All three studies reported mortality rates between the experimental arm with the use of vitamin C and the control arm without vitamin C. While the mortality results from two studies [6, 7] favored the vitamin C treatment at the significance level of 0.05, the study by Fowler et al. [3] did not reach statistical significance. Pooled analysis of all three studies revealed a marked reduction in mortality with the use of vitamin C (odds ratio (OR) = 0.17, 95% confidence interval (CI) 0.07–0.40; p < 0.001; Fig. 1a). No significant heterogeneity between studies was found (I2 = 0; p = 0.40 for Cochran’s Q). Due to the strong effect size of two of the three studies, the computed fail-safe N would require nine null-finding studies to render this pooled result nonsignificant at α = 0.05.

Fig. 1
figure 1

Pooled analyses of mortality (a), ICU-LOS in days (b), and vasopressor duration in hours (c). ICU-LOS intensive care unit length of stay, CI confidence interval

All three studies reported ICU-LOS. Results from Marik et al. [7] and Zabet et al. [6] were incorporated in the meta-analysis; however, the study by Fowler et al. [3] was excluded as it did not provide either standard deviation (SD) for direct synthesis or the median for estimating SD [8]. Although Marik et al. reported median and interquartile range for ICU-LOS in their publication, the mean and SD were supplied by Dr. Marik via an email inquiry [7]. Pooled analysis favored the use of vitamin C, but statistical significance was not reached (standardized mean difference (SMD) = −0.30, 95% CI −0.83 to 0.23; p = 0.27; Fig. 1b). Heterogeneity between these two studies was not significant (I2 = 42.3%; p = 0.19 for Cochran’s Q).

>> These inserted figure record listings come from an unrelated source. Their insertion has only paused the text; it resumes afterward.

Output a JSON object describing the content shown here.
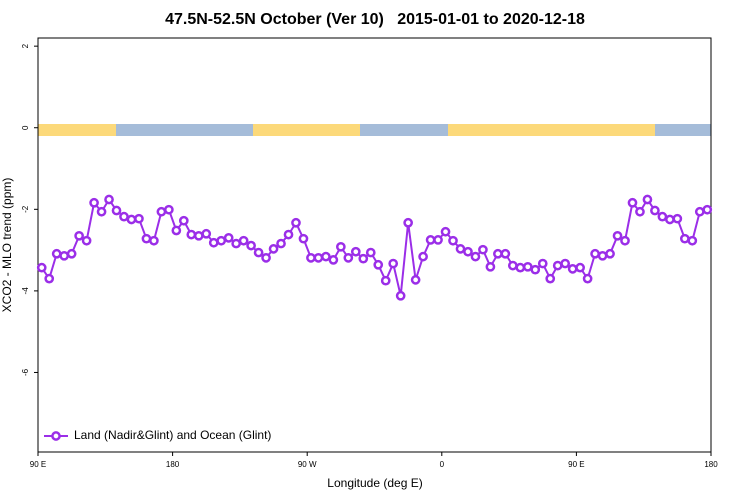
{
  "chart_data": {
    "type": "line",
    "title": "47.5N-52.5N October (Ver 10)   2015-01-01 to 2020-12-18",
    "x_label": "Longitude (deg E)",
    "y_label": "XCO2 - MLO trend (ppm)",
    "xlim": [
      90,
      540
    ],
    "ylim": [
      -7.95,
      2.2
    ],
    "xticks": [
      {
        "value": 90,
        "label": "90 E"
      },
      180,
      {
        "value": 270,
        "label": "90 W"
      },
      {
        "value": 360,
        "label": "0"
      },
      {
        "value": 450,
        "label": "90 E"
      },
      {
        "value": 540,
        "label": "180"
      }
    ],
    "yticks": [
      2,
      0,
      -2,
      -4,
      -6
    ],
    "legend": "bottom-left",
    "series": [
      {
        "name": "Land (Nadir&Glint) and Ocean (Glint)",
        "color": "#9b2ee8",
        "x": [
          92.5,
          97.5,
          102.5,
          107.5,
          112.5,
          117.5,
          122.5,
          127.5,
          132.5,
          137.5,
          142.5,
          147.5,
          152.5,
          157.5,
          162.5,
          167.5,
          172.5,
          177.5,
          182.5,
          187.5,
          192.5,
          197.5,
          202.5,
          207.5,
          212.5,
          217.5,
          222.5,
          227.5,
          232.5,
          237.5,
          242.5,
          247.5,
          252.5,
          257.5,
          262.5,
          267.5,
          272.5,
          277.5,
          282.5,
          287.5,
          292.5,
          297.5,
          302.5,
          307.5,
          312.5,
          317.5,
          322.5,
          327.5,
          332.5,
          337.5,
          342.5,
          347.5,
          352.5,
          357.5,
          362.5,
          367.5,
          372.5,
          377.5,
          382.5,
          387.5,
          392.5,
          397.5,
          402.5,
          407.5,
          412.5,
          417.5,
          422.5,
          427.5,
          432.5,
          437.5,
          442.5,
          447.5,
          452.5,
          457.5,
          462.5,
          467.5,
          472.5,
          477.5,
          482.5,
          487.5,
          492.5,
          497.5,
          502.5,
          507.5,
          512.5,
          517.5,
          522.5,
          527.5,
          532.5,
          537.5
        ],
        "values": [
          -3.43,
          -3.7,
          -3.09,
          -3.14,
          -3.09,
          -2.65,
          -2.77,
          -1.84,
          -2.06,
          -1.76,
          -2.03,
          -2.18,
          -2.25,
          -2.23,
          -2.72,
          -2.77,
          -2.06,
          -2.01,
          -2.52,
          -2.28,
          -2.62,
          -2.65,
          -2.6,
          -2.82,
          -2.77,
          -2.7,
          -2.84,
          -2.77,
          -2.89,
          -3.06,
          -3.19,
          -2.97,
          -2.84,
          -2.62,
          -2.33,
          -2.72,
          -3.19,
          -3.19,
          -3.16,
          -3.24,
          -2.92,
          -3.19,
          -3.04,
          -3.21,
          -3.06,
          -3.36,
          -3.75,
          -3.33,
          -4.12,
          -2.33,
          -3.73,
          -3.16,
          -2.75,
          -2.75,
          -2.55,
          -2.77,
          -2.97,
          -3.04,
          -3.16,
          -2.99,
          -3.41,
          -3.09,
          -3.09,
          -3.38,
          -3.43,
          -3.41,
          -3.48,
          -3.33,
          -3.7,
          -3.38,
          -3.33,
          -3.46,
          -3.43,
          -3.7,
          -3.09,
          -3.14,
          -3.09,
          -2.65,
          -2.77,
          -1.84,
          -2.06,
          -1.76,
          -2.03,
          -2.18,
          -2.25,
          -2.23,
          -2.72,
          -2.77,
          -2.06,
          -2.01
        ]
      }
    ]
  }
}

All three studies reported the duration of vasopressor use. Results from Marik et al. [7] and Zabet et al. [6] were incorporated in the meta-analysis; however, the study by Fowler et al. [3] was excluded as it did not provide either SD for direct synthesis or the median for estimating SD, and the duration was summarized in days while the other two studies reported hours [8]. Pooled analysis showed a significant reduction in duration of vasopressor administration in the group with vitamin C (SMD = −1.57, 95% CI −2.03 to −1.11; p < 0.001; Fig. 1c). Heterogeneity between these two studies was not significant (I2 = 15.0%; p = 0.28 for Cochran’s Q).


Despite varying degrees of statistical significance between the original studies, this meta-analysis reveals a positive correlation between incorporating vitamin C in the treatment of sepsis and favorable patient outcomes, including better survival and shorter duration of vasopressor use; I2 was shown to be insignificant, and therefore corroborates the consistency of evidence. Since this is a quantitative synthesis of a small number of studies, further randomized clinical trials are required to prove a causal relationship. If this relationship is confirmed, vitamin C has enormous potential to improve patient care and reduce mortality rates due to its low cost and wide availability.